Many students think that speech recognition is very difficult, but it is not, at first I also think so, but later found that speech recognition is the easiest, because students may not know that Python has an audio processing library Librosa, this library is very powerful, can be audio processing,spectrogramRepresentation, amplitude conversion, time-frequency conversion, feature extraction (timbre, pitch extraction) and so on, about Librosa’s more introduction or application need you to go to the official website or check other blog information, here I will simply install, and then the speech recognition explanation.
Step 1: Install the Librosa library in the terminal
Method 1: Use the pip command
pip install librosa
Method 2: Use the conda command
conda install -c conda-forge librosa
Step 2: Open jupyter and import the libraries for this guide
import librosa
import numpy as np
from sklearn import svm
from sklearn.model_selection import train_test_split
from sklearn.metrics import accuracy_score
from sklearn.linear_model import LogisticRegression
from sklearn.model_selection import train_test_split
import IPython.display as ipd
Step 3: produce voice data, here means that they record audio recordings of different people’s voices, the length of each recording does not require, of course, I personally think that the recording time of 20-30 seconds can be, at least 3 recordings of audio, because I use the following method is a multi-classification training method, must be 3 audio, and Librosa audio format is generally WAV, MP3 (here to pay attention to the) is that if you record the audio file was not MP3 or WAV format, do not rename the file to change the suffix, to use a special tool to change the suffix, or report an error, I tried), the following is my 3 recordings to train the audio file were tbb-01.mp3 (I speak directly to the voice), the 3 audio to replace the sound of your own recordings, if you still don’t understand the comment area we see. If you still don’t understand, let’s see you in the comments section.
# Load data sets
def load_data():
# Load the audio data of the three instruments tbb, aichen, xsc
tbb, sr1 = librosa.load('tbb-01.mp3')
aichen, sr2 = librosa.load('aichen-01.mp3')
xsc, sr3 = librosa.load('xsc-01.mp3')
# Extraction of MFCC features, in this case different human voice timbre extraction
tbb_mfcc = librosa.feature.mfcc(y=tbb, sr=sr1)
aichen_mfcc = librosa.feature.mfcc(y=aichen, sr=sr2)
xsc_mfcc = librosa.feature.mfcc(y=xsc, sr=sr3)
# Combine MFCC features of different human voice color into one dataset
X = np.concatenate((tbb_mfcc.T, aichen_mfcc.T, xsc_mfcc.T), axis=0)
# Generate label vectors
y = np.concatenate((np.zeros(len(tbb_mfcc.T)), np.ones(len(aichen_mfcc.T)), 2*np.ones(len(xsc_mfcc.T))))
return X, y
Execute the function and output
# Load data sets
X, y = load_data()
y
Why is this result starting from 0 to 2? Because there are 3 audios here, which can be said to be the default labels of the generated dataset, the first one has a label of 0, the second one has a label of 1, the third one has a label of 2, and so on and so forth, as many as there are, so why are there multiple 0s, 1s, and 2s? Because the audio will be split into segments to be labeled when this dataset is being made, so that The more datasets you make, the better the training will be!
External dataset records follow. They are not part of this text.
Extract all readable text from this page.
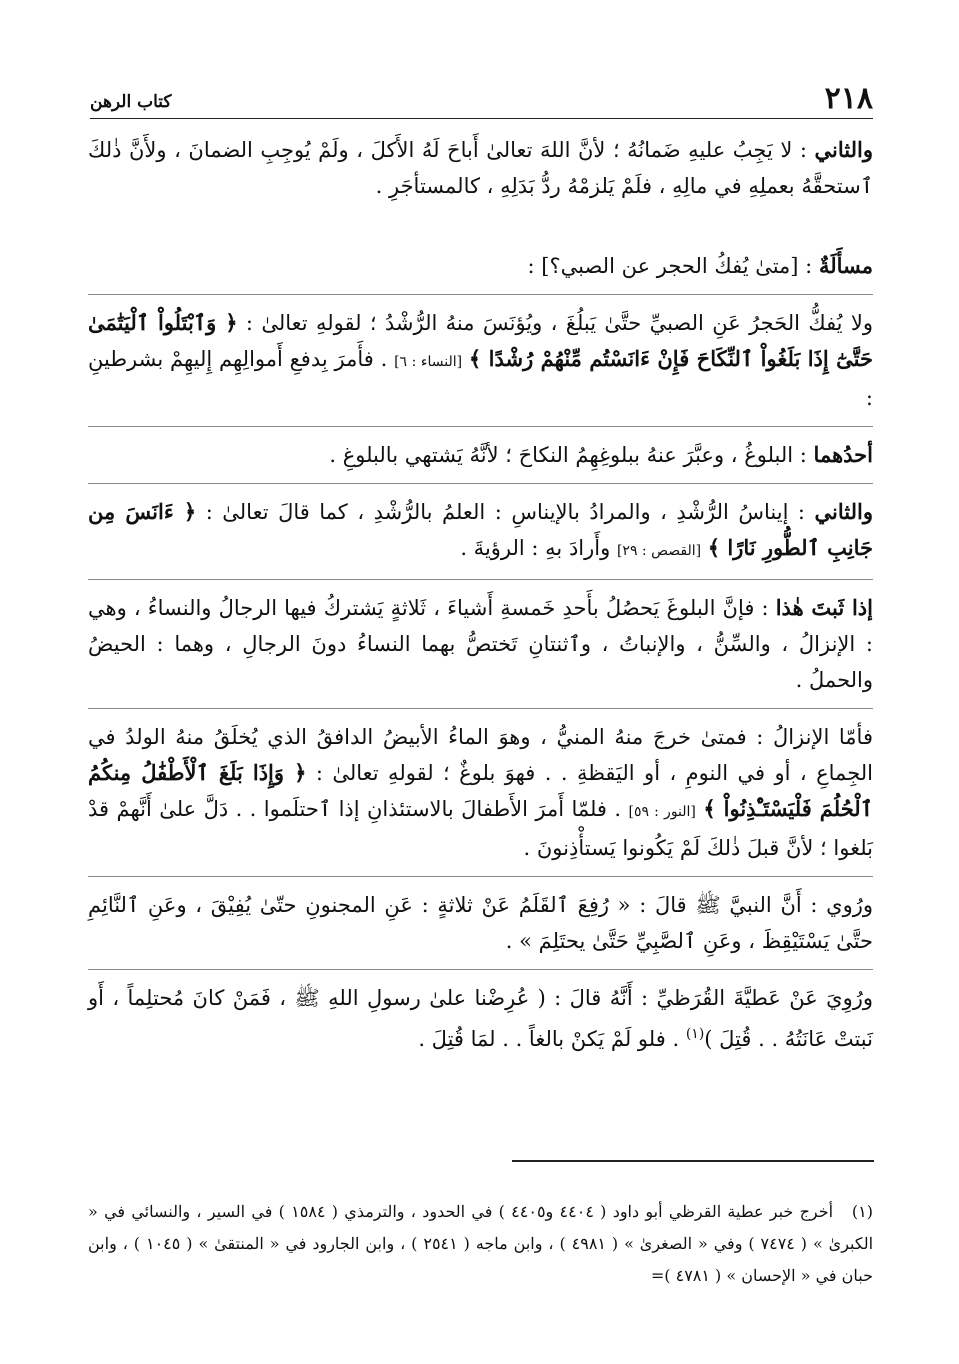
٢١٨
كتاب الرهن

والثاني : لا يَجِبُ عليهِ ضَمانُهُ ؛ لأنَّ اللهَ تعالىٰ أَباحَ لَهُ الأَكلَ ، ولَمْ يُوجِبِ الضمانَ ، ولأَنَّ ذٰلكَ ٱستحقَّهُ بعملِهِ في مالِهِ ، فلَمْ يَلزمْهُ ردُّ بَدَلِهِ ، كالمستأجَرِ .

مسأَلَةٌ : [متىٰ يُفكُ الحجر عن الصبي؟] :

ولا يُفكُّ الحَجرُ عَنِ الصبيِّ حتَّىٰ يَبلُغَ ، ويُؤنَسَ منهُ الرُّشْدُ ؛ لقولهِ تعالىٰ : ﴿ وَٱبْتَلُواْ ٱلْيَتَٰمَىٰ حَتَّىٰٓ إِذَا بَلَغُواْ ٱلنِّكَاحَ فَإِنْ ءَانَسْتُم مِّنْهُمْ رُشْدًا ﴾ [النساء : ٦] . فأَمرَ بِدفعِ أَموالِهِم إِليهِمْ بشرطينِ :

أحدُهما : البلوغُ ، وعبَّرَ عنهُ ببلوغِهِمُ النكاحَ ؛ لأنَّهُ يَشتهي بالبلوغِ .

والثاني : إيناسُ الرُّشْدِ ، والمرادُ بالإيناسِ : العلمُ بالرُّشْدِ ، كما قالَ تعالىٰ : ﴿ ءَانَسَ مِن جَانِبِ ٱلطُّورِ نَارًا ﴾ [القصص : ٢٩] وأَرادَ بهِ : الرؤيةَ .

إذا ثَبتَ هٰذا : فإنَّ البلوغَ يَحصُلُ بأَحدِ خَمسةِ أَشياءَ ، ثَلاثةٍ يَشتركُ فيها الرجالُ والنساءُ ، وهي : الإنزالُ ، والسِّنُّ ، والإنباتُ ، وٱثنتانِ تَختصُّ بهما النساءُ دونَ الرجالِ ، وهما : الحيضُ والحملُ .

فأمّا الإنزالُ : فمتىٰ خرجَ منهُ المنيُّ ، وهوَ الماءُ الأبيضُ الدافقُ الذي يُخلَقُ منهُ الولدُ في الجِماعِ ، أو في النومِ ، أو اليَقظةِ . . فهوَ بلوغٌ ؛ لقولهِ تعالىٰ : ﴿ وَإِذَا بَلَغَ ٱلْأَطْفَٰلُ مِنكُمُ ٱلْحُلُمَ فَلْيَسْتَـْٔذِنُواْ ﴾ [النور : ٥٩] . فلمّا أَمرَ الأَطفالَ بالاستئذانِ إذا ٱحتلَموا . . دَلَّ علىٰ أَنَّهمْ قدْ بَلغوا ؛ لأنَّ قبلَ ذٰلكَ لَمْ يَكُونوا يَستأْذِنونَ .

ورُوي : أَنَّ النبيَّ ﷺ قالَ : « رُفِعَ ٱلقَلَمُ عَنْ ثلاثةٍ : عَنِ المجنونِ حتّىٰ يُفِيْقَ ، وعَنِ ٱلنَّائِمِ حتَّىٰ يَسْتَيْقِظَ ، وعَنِ ٱلصَّبِيِّ حَتَّىٰ يحتَلِمَ » .

ورُوِيَ عَنْ عَطيَّةَ القُرَظيِّ : أَنَّهُ قالَ : ( عُرِضْنا علىٰ رسولِ اللهِ ﷺ ، فَمَنْ كانَ مُحتلِماً ، أَو نَبتتْ عَانَتُهُ . . قُتِلَ )$^{(١)}$ . فلو لَمْ يَكنْ بالغاً . . لمَا قُتِلَ .

(١)   أخرج خبر عطية القرظي أبو داود ( ٤٤٠٤ و٤٤٠٥ ) في الحدود ، والترمذي ( ١٥٨٤ ) في السير ، والنسائي في « الكبرىٰ » ( ٧٤٧٤ ) وفي « الصغرىٰ » ( ٤٩٨١ ) ، وابن ماجه ( ٢٥٤١ ) ، وابن الجارود في « المنتقىٰ » ( ١٠٤٥ ) ، وابن حبان في « الإحسان » ( ٤٧٨١ )=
Step 4: Training with the dataset processed above
# Training models
def train(X, y):
# Split the dataset into training and test sets
X_train, X_test, y_train, y_test = train_test_split(X, y, test_size=0.2, random_state=42)
# Multi-category classification using logistic regression algorithms
model = LogisticRegression(multi_class='ovr')
# Training models
model.fit(X_train, y_train)
return model
executable function
# Training models
model = train(X, y)
Step 5: Perform model testing
# Test models
def predict(model, audio_file):
# Load audio files and extract MFCC features
y, sr = librosa.load(audio_file)
mfcc = librosa.feature.mfcc(y=y, sr=sr)
# Multi-category classification predictions made
label = model.predict(mfcc.T)
proba = model.predict_proba(mfcc.T)
# Get the category tag with the highest probability
max_prob_idx = np.argmax(proba[0])
max_prob_label = label[max_prob_idx]
return max_prob_label
Execute the function, here I re-recorded one of my own voices for the test
# Test models
label = predict(model, 'tbb-02.mp3')
print('Tone is:', label)
The results are as follows:
The identified label is 0, which is indeed correct
Then speech recognition is actually here at the end, of course, I only do here timbre recognition, is to recognize the voice of different people speak, Librosa library can also be other recognition, waiting for you to understand the
One more library here is IPython.display, as follows
import IPython.display as ipd
This one allows for direct audio playback in jupyter
audio_data = 'nideyangzi.mp3'
ipd.Audio(audio_data)
The results are as follows:
Well, that’s it for this speech recognition, thanks again for your support!